Brilliant Swedish playwright August Strindberg, whose late expressionistic A Dream Play (1902) and “The Ghost Sonata” (1907) are among my favorite twentieth-century plays, appears as a minor character in Peter Watkins’s Edvard Munch (1974). Made for Swedish television (which refuses to air it), Watkins’s 4½-hour Fritänkaren is all about Strindberg.

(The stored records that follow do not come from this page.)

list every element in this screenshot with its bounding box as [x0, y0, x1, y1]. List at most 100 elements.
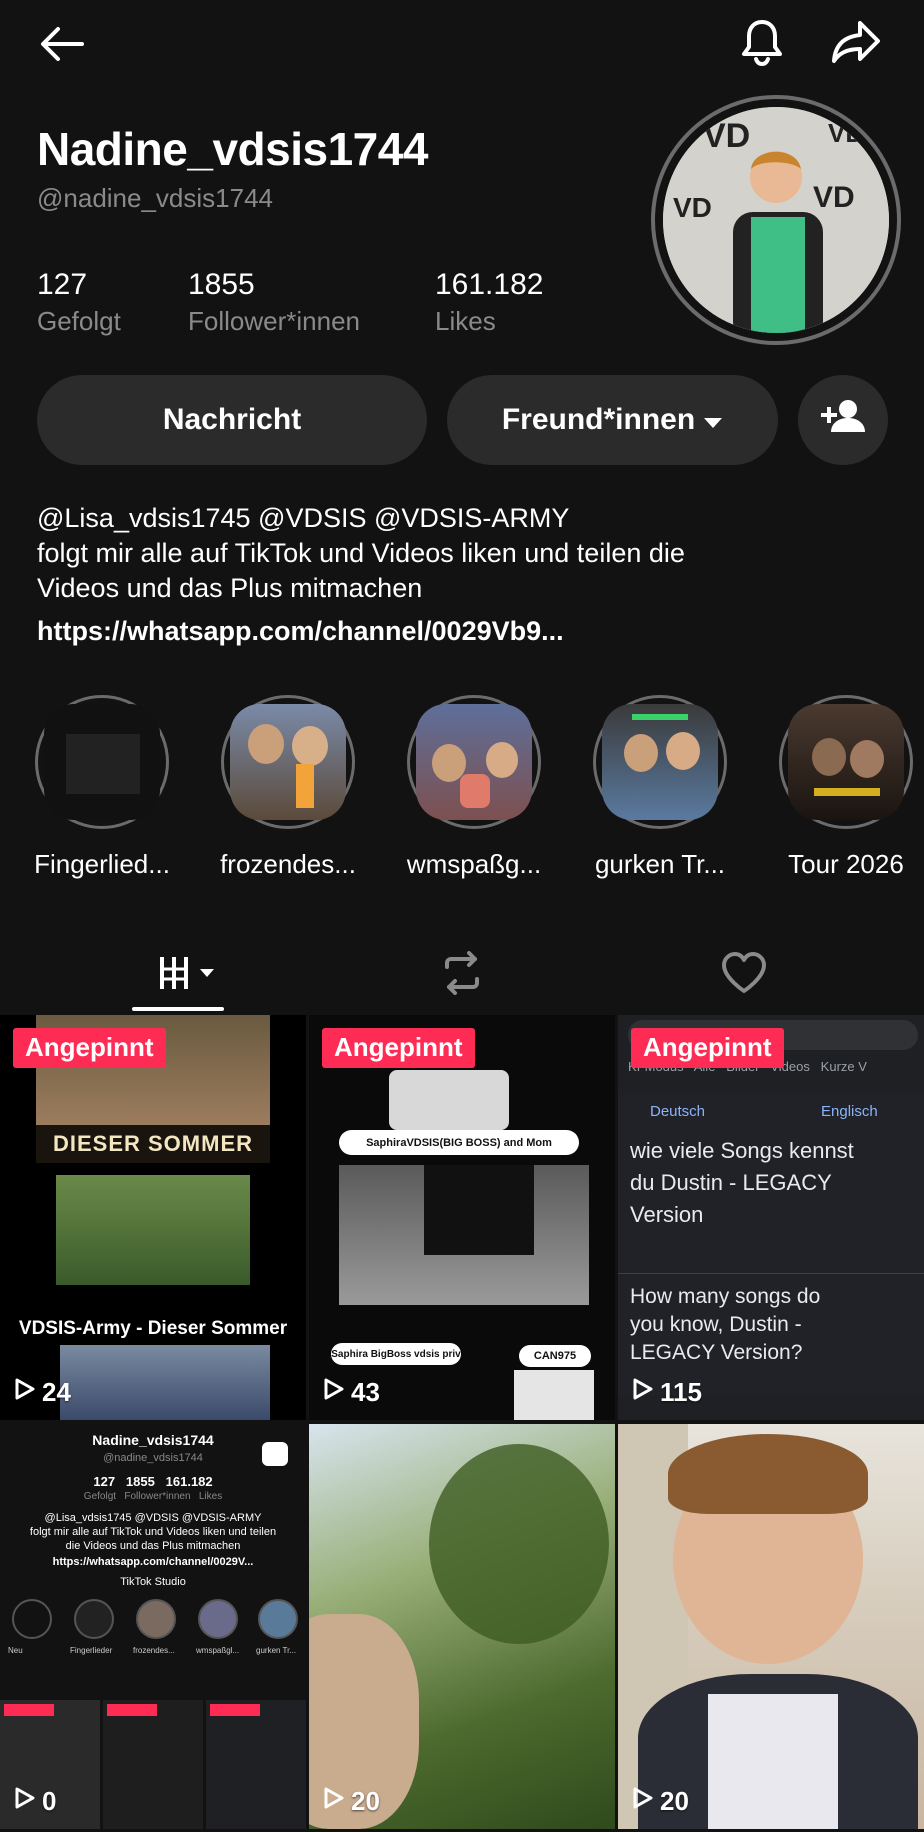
grid-icon [158, 955, 224, 996]
repost-icon [437, 950, 487, 1000]
display-name: Nadine_vdsis1744 [37, 123, 428, 175]
language-to: Englisch [821, 1103, 878, 1120]
view-count: 20 [632, 1786, 689, 1817]
video-caption: Saphira BigBoss vdsis priv [331, 1343, 461, 1365]
pinned-badge: Angepinnt [322, 1028, 475, 1068]
highlight-label: Tour 2026 [788, 849, 904, 879]
stat-following-value: 127 [37, 268, 88, 301]
view-count-value: 24 [42, 1377, 71, 1407]
add-friend-button[interactable] [798, 375, 888, 465]
video-caption: CAN975 [519, 1345, 591, 1367]
mini-highlight-label: gurken Tr... [256, 1646, 297, 1655]
play-icon [14, 1377, 36, 1408]
highlight-item[interactable]: Tour 2026 [776, 695, 916, 880]
mini-profile-link: https://whatsapp.com/channel/0029V... [52, 1556, 254, 1568]
mini-highlight-label: wmspaßgl... [196, 1646, 240, 1655]
highlight-label: wmspaßg... [406, 849, 542, 879]
view-count-value: 115 [660, 1377, 702, 1407]
translated-text: How many songs do you know, Dustin - LEG… [630, 1285, 821, 1364]
mini-profile-handle: @nadine_vdsis1744 [103, 1452, 203, 1464]
highlight-item[interactable]: frozendes... [218, 695, 358, 880]
pinned-badge: Angepinnt [13, 1028, 166, 1068]
tab-videos[interactable] [37, 940, 345, 1010]
play-icon [632, 1786, 654, 1817]
highlight-item[interactable]: Fingerlied... [32, 695, 172, 880]
highlight-cover [35, 695, 169, 829]
mini-profile-name: Nadine_vdsis1744 [92, 1432, 214, 1448]
bell-icon[interactable] [730, 10, 794, 74]
message-button-label: Nachricht [162, 403, 302, 436]
video-caption: SaphiraVDSIS(BIG BOSS) and Mom [339, 1130, 579, 1155]
profile-avatar[interactable]: VD VD VD VD [651, 95, 901, 345]
bio-mentions[interactable]: @Lisa_vdsis1745 @VDSIS @VDSIS-ARMY [37, 500, 569, 536]
caret-down-icon [703, 403, 723, 437]
play-icon [323, 1786, 345, 1817]
highlight-item[interactable]: gurken Tr... [590, 695, 730, 880]
view-count: 20 [323, 1786, 380, 1817]
mini-profile-stat-labels: Gefolgt Follower*innen Likes [83, 1491, 223, 1502]
video-caption: VDSIS-Army - Dieser Sommer [18, 1318, 288, 1339]
highlight-cover [779, 695, 913, 829]
multi-image-icon [262, 1442, 288, 1466]
mini-highlight-label: Fingerlieder [70, 1646, 113, 1655]
highlight-cover [593, 695, 727, 829]
source-text: wie viele Songs kennst du Dustin - LEGAC… [630, 1138, 854, 1227]
avatar-image: VD VD VD VD [663, 107, 889, 333]
mini-profile-bio: folgt mir alle auf TikTok und Videos lik… [29, 1526, 277, 1538]
stat-likes-label: Likes [435, 306, 496, 336]
bio-link[interactable]: https://whatsapp.com/channel/0029Vb9... [37, 613, 564, 649]
view-count-value: 0 [42, 1786, 57, 1816]
friends-button-label: Freund*innen [501, 403, 696, 436]
view-count: 24 [14, 1377, 71, 1408]
play-icon [632, 1377, 654, 1408]
stat-following-label: Gefolgt [37, 306, 121, 336]
message-button[interactable]: Nachricht [37, 375, 427, 465]
username-handle: @nadine_vdsis1744 [37, 183, 274, 213]
video-thumbnail[interactable]: DIESER SOMMER VDSIS-Army - Dieser Sommer… [0, 1015, 306, 1420]
video-thumbnail[interactable]: 20 [309, 1424, 615, 1829]
active-tab-indicator [132, 1007, 224, 1011]
video-thumbnail[interactable]: 20 [618, 1424, 924, 1829]
view-count: 0 [14, 1786, 56, 1817]
video-thumbnail[interactable]: Nadine_vdsis1744 @nadine_vdsis1744 127 1… [0, 1424, 306, 1829]
view-count-value: 20 [351, 1786, 380, 1816]
back-arrow-icon[interactable] [30, 12, 94, 76]
stat-followers-value: 1855 [188, 268, 255, 301]
bio-text-line: folgt mir alle auf TikTok und Videos lik… [37, 538, 685, 568]
tab-liked[interactable] [590, 940, 898, 1010]
stat-followers[interactable]: 1855 Follower*innen [188, 268, 360, 337]
tab-reposts[interactable] [308, 940, 616, 1010]
mini-profile-studio: TikTok Studio [120, 1576, 186, 1588]
video-thumbnail[interactable]: SaphiraVDSIS(BIG BOSS) and Mom Saphira B… [309, 1015, 615, 1420]
highlight-label: frozendes... [220, 849, 356, 879]
video-thumbnail[interactable]: KI-Modus Alle Bilder Videos Kurze V Deut… [618, 1015, 924, 1420]
highlight-label: Fingerlied... [34, 849, 170, 879]
stat-likes-value: 161.182 [435, 268, 544, 301]
mini-highlight-label: Neu [8, 1646, 23, 1655]
share-icon[interactable] [824, 10, 888, 74]
language-from: Deutsch [650, 1103, 706, 1120]
play-icon [14, 1786, 36, 1817]
highlight-cover [221, 695, 355, 829]
mini-profile-stats: 127 1855 161.182 [93, 1474, 213, 1489]
mini-profile-bio: @Lisa_vdsis1745 @VDSIS @VDSIS-ARMY [44, 1512, 262, 1524]
highlight-cover [407, 695, 541, 829]
heart-icon [720, 951, 768, 1000]
stat-following[interactable]: 127 Gefolgt [37, 268, 121, 337]
stat-likes[interactable]: 161.182 Likes [435, 268, 543, 337]
view-count-value: 43 [351, 1377, 380, 1407]
bio-text-line: Videos und das Plus mitmachen [37, 573, 423, 603]
svg-text:VD: VD [673, 192, 712, 223]
play-icon [323, 1377, 345, 1408]
view-count: 115 [632, 1377, 702, 1408]
highlight-item[interactable]: wmspaßg... [404, 695, 544, 880]
svg-text:VD: VD [813, 181, 855, 214]
mini-highlight-label: frozendes... [133, 1646, 175, 1655]
mini-profile-bio: die Videos und das Plus mitmachen [65, 1540, 241, 1552]
stat-followers-label: Follower*innen [188, 306, 360, 336]
svg-text:VD: VD [703, 117, 750, 155]
video-caption: DIESER SOMMER [36, 1125, 270, 1163]
view-count: 43 [323, 1377, 380, 1408]
pinned-badge: Angepinnt [631, 1028, 784, 1068]
friends-button[interactable]: Freund*innen [447, 375, 778, 465]
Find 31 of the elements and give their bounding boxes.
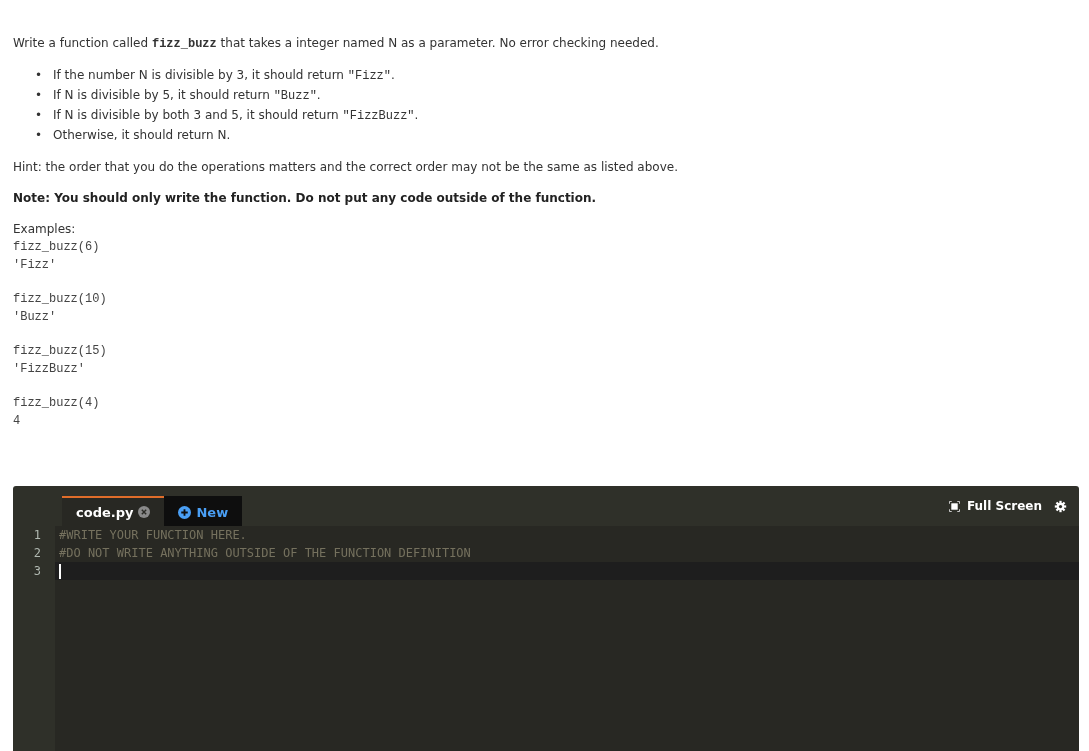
full-screen-button[interactable]: Full Screen <box>948 499 1042 513</box>
example-result: 'Buzz' <box>13 309 58 326</box>
line-number: 1 <box>13 526 55 544</box>
text-cursor <box>59 563 61 579</box>
note-text: Note: You should only write the function. Do not put any code outside of the function. <box>13 190 598 207</box>
line-number: 3 <box>13 562 55 580</box>
close-icon[interactable] <box>138 506 151 518</box>
example-result: 4 <box>13 413 22 430</box>
bullet-item: If N is divisible by both 3 and 5, it should return "FizzBuzz". <box>53 107 419 125</box>
example-result: 'FizzBuzz' <box>13 361 86 378</box>
example-call: fizz_buzz(10) <box>13 291 108 308</box>
bullet-marker: • <box>35 67 44 84</box>
line-number: 2 <box>13 544 55 562</box>
expand-icon <box>948 500 960 512</box>
bullet-marker: • <box>35 127 44 144</box>
example-call: fizz_buzz(15) <box>13 343 108 360</box>
hint-text: Hint: the order that you do the operations matters and the correct order may not be the same as listed above. <box>13 159 679 176</box>
bullet-item: Otherwise, it should return N. <box>53 127 231 144</box>
example-call: fizz_buzz(6) <box>13 239 101 256</box>
bullet-marker: • <box>35 107 44 124</box>
bullet-marker: • <box>35 87 44 104</box>
bullet-item: If N is divisible by 5, it should return "Buzz". <box>53 87 321 105</box>
new-tab-button[interactable]: New <box>164 496 243 526</box>
bullet-item: If the number N is divisible by 3, it should return "Fizz". <box>53 67 395 85</box>
plus-icon <box>178 505 192 519</box>
example-result: 'Fizz' <box>13 257 58 274</box>
file-tab[interactable]: code.py <box>62 496 165 526</box>
example-call: fizz_buzz(4) <box>13 395 101 412</box>
settings-icon[interactable] <box>1054 499 1067 513</box>
examples-label: Examples: <box>13 221 77 238</box>
instruction-text: Write a function called fizz_buzz that takes a integer named N as a parameter. No error checking needed. <box>13 35 660 53</box>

Watkins employs the highly flexible and imaginative method that would reappear in his masterpiece, La Commune (Paris 1871). It consists of improvised dramatic scenes, actors reading to us things that their characters wrote, confrontations between actors-as-their-characters and contemporary stand-ins for us, archival photographs, screens of orienting historical script, and other techniques that likewise tend to conflate documentary and fiction. Juggling four time-lines (including Strindberg’s boyhood in what he regarded as a harsh home populated with too many children), the film places Strindberg’s life and art in a social and political context, while also showing how his life and art contributed to the development of that context. Bits and pieces of scenes reappear, each time resonating differently, more expansively; our depth of understanding Strindberg, from Watkins’s point of view, keeps growing—a point that Watkins himself has refuted, obstinately claiming that the film is open to each viewer’s own interpretation. However, one appreciates the filmmaker’s accurate point that Freethinker opposes the conventional tack of packaging a film so that it tells us, blatantly or surreptitiously, how we are supposed to respond and what to think.
One coup: Watkins succeeds in showing and explaining the honest co-existence of public feminism and private misogyny in Strindberg. One disappointment: the film notes but fails to explain Strindberg’s anti-Semitism.
Fascinating: the Swedish monarch’s assault from the Right on democratic stirrings while also funding radical publications that assaulted these stirrings from the Left!
Primarily, though, The Freethinker interests rather than fascinates.